For those of you who have never had the blessing of a Chick-Fil-A sandwich, let me tell you two things: 1. YOU ARE MISSING OUT! and 2. every chicken sandwich at Chick-Fil-A has three pickles, unless specifically requested without (and to that, I ask, “WHY? WHY WOULD YOU MESS WITH A GOOD THING?”) You can imagine how many pickles a restaurant like the free standing unit at which Jonathan works, which sells upward of three to four thousand sandwiches in a day, consumes. They literally buy them in five gallon pails.
Just before I left for Canada, I expressed a desire for large plastic containers in which to store toys. When I got home there were five white pickle pails waiting for me. Now remember, these are pails that had pickles and brine on the inside, and were stored in a restaurant that fries chicken in peanut oil 16 hours a day, so you can imagine what the inside smelled like, and the outside looked like. I put them in my guest shower with some hot soapy water and a lot of elbow grease, and I scrubbed. Last night I left them upside down on the porch to dry and this morning I spray painted them. (Yes, I used spray paint for plastic.)
I quickly realized that spray paint was not the material for this purpose, but my front living room was ankle deep in small animals and little people of varying sizes and merchandising licenses (in fact, Anakin Skywalker was resting his head on Dora’s lap, the last I spotted them) and I was motivated to rectify the situation. Once the paint (uneven and patchy as it was) had dried, I brought the pails in, labeled them with sticky foam letters, and filled one with animals, one with people and one with accessories (Dora’s ladder, the fences for the zoo, the beds and chairs for the tiny doll house . . . you get the idea.)

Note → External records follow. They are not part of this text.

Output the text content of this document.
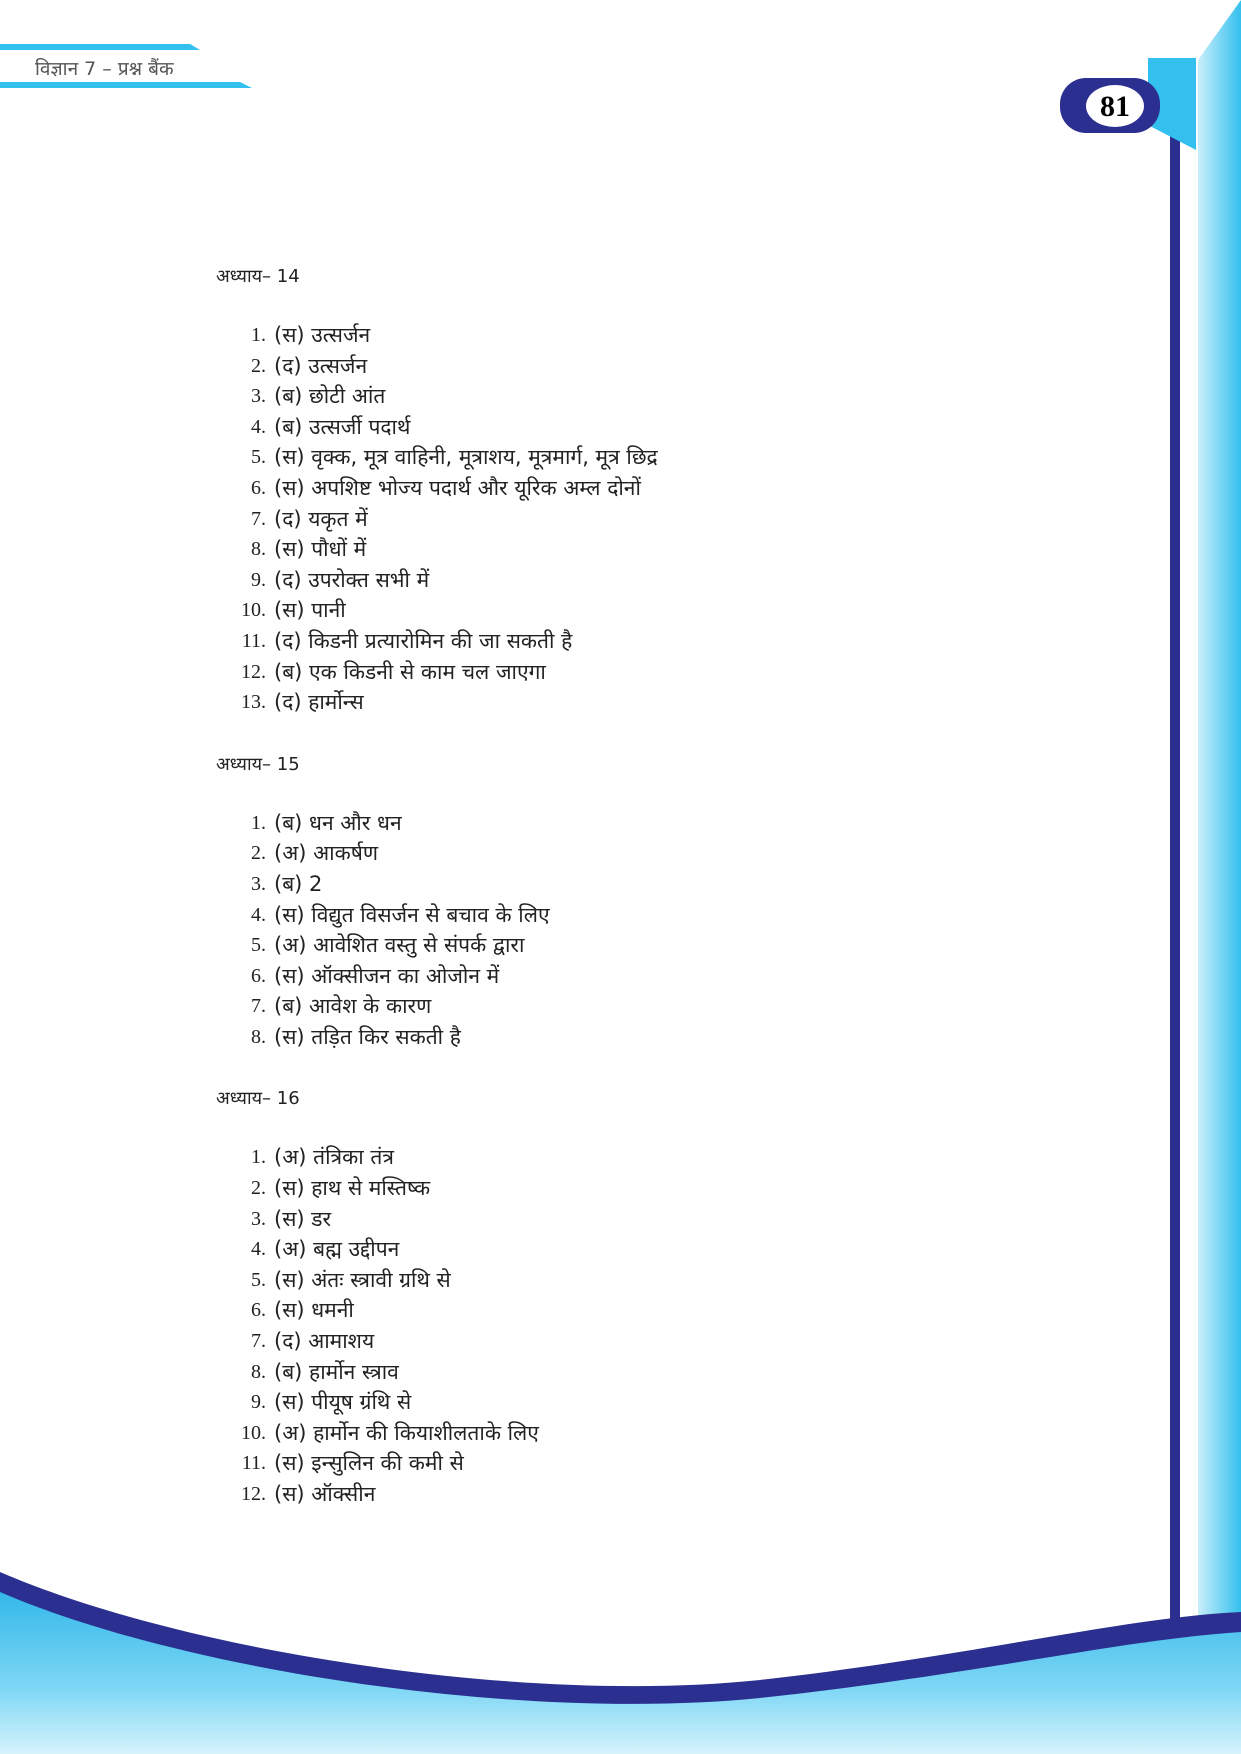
विज्ञान 7 – प्रश्न बैंक
81
अध्याय– 14
1. (स) उत्सर्जन
2. (द) उत्सर्जन
3. (ब) छोटी आंत
4. (ब) उत्सर्जी पदार्थ
5. (स) वृक्क, मूत्र वाहिनी, मूत्राशय, मूत्रमार्ग, मूत्र छिद्र
6. (स) अपशिष्ट भोज्य पदार्थ और यूरिक अम्ल दोनों
7. (द) यकृत में
8. (स) पौधों में
9. (द) उपरोक्त सभी में
10. (स) पानी
11. (द) किडनी प्रत्यारोमिन की जा सकती है
12. (ब) एक किडनी से काम चल जाएगा
13. (द) हार्मोन्स
अध्याय– 15
1. (ब) धन और धन
2. (अ) आकर्षण
3. (ब) 2
4. (स) विद्युत विसर्जन से बचाव के लिए
5. (अ) आवेशित वस्तु से संपर्क द्वारा
6. (स) ऑक्सीजन का ओजोन में
7. (ब) आवेश के कारण
8. (स) तड़ित किर सकती है
अध्याय– 16
1. (अ) तंत्रिका तंत्र
2. (स) हाथ से मस्तिष्क
3. (स) डर
4. (अ) बह्म उद्दीपन
5. (स) अंतः स्त्रावी ग्रथि से
6. (स) धमनी
7. (द) आमाशय
8. (ब) हार्मोन स्त्राव
9. (स) पीयूष ग्रंथि से
10. (अ) हार्मोन की कियाशीलताके लिए
11. (स) इन्सुलिन की कमी से
12. (स) ऑक्सीन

I was so proud. I felt so accomplished.
Until the mackerdoodle, holding the fisher price zoo in one hand, looked at the pickle bucket, looked at me and said, “Mama, where the polar bear go?”
On to plan B.
I emptied the pickle buckets. (It pained me to do so, but organization only works if it works. If you know what I mean.) I sorted the items into any specific groups that the mackerdoodle likes to keep together – the zoo animals, Dora and her entourage and the family and accessories for the little doll house – and put everything that didn’t fit into those categories back into the pickle buckets. I then took a picture of each of the larger home for these three sets. I printed each picture (YAY for digital cameras and color printers) and taped them over the labels of three Folgers Ground Coffee canisters.
With the mackerdoodle’s help this time, we transferred the toys into the matching canister. Sadly this left Anakin in a pickle bucket and Dora in a coffee tin, but I don’t think he was a good influence on her anyway, so it’s probably for the best.
Once the new organizational system was established, the mackerdoodle looked at me, a lizard in one hand and a small doll in the other. She said “mmmmmmm. smells like pickle.”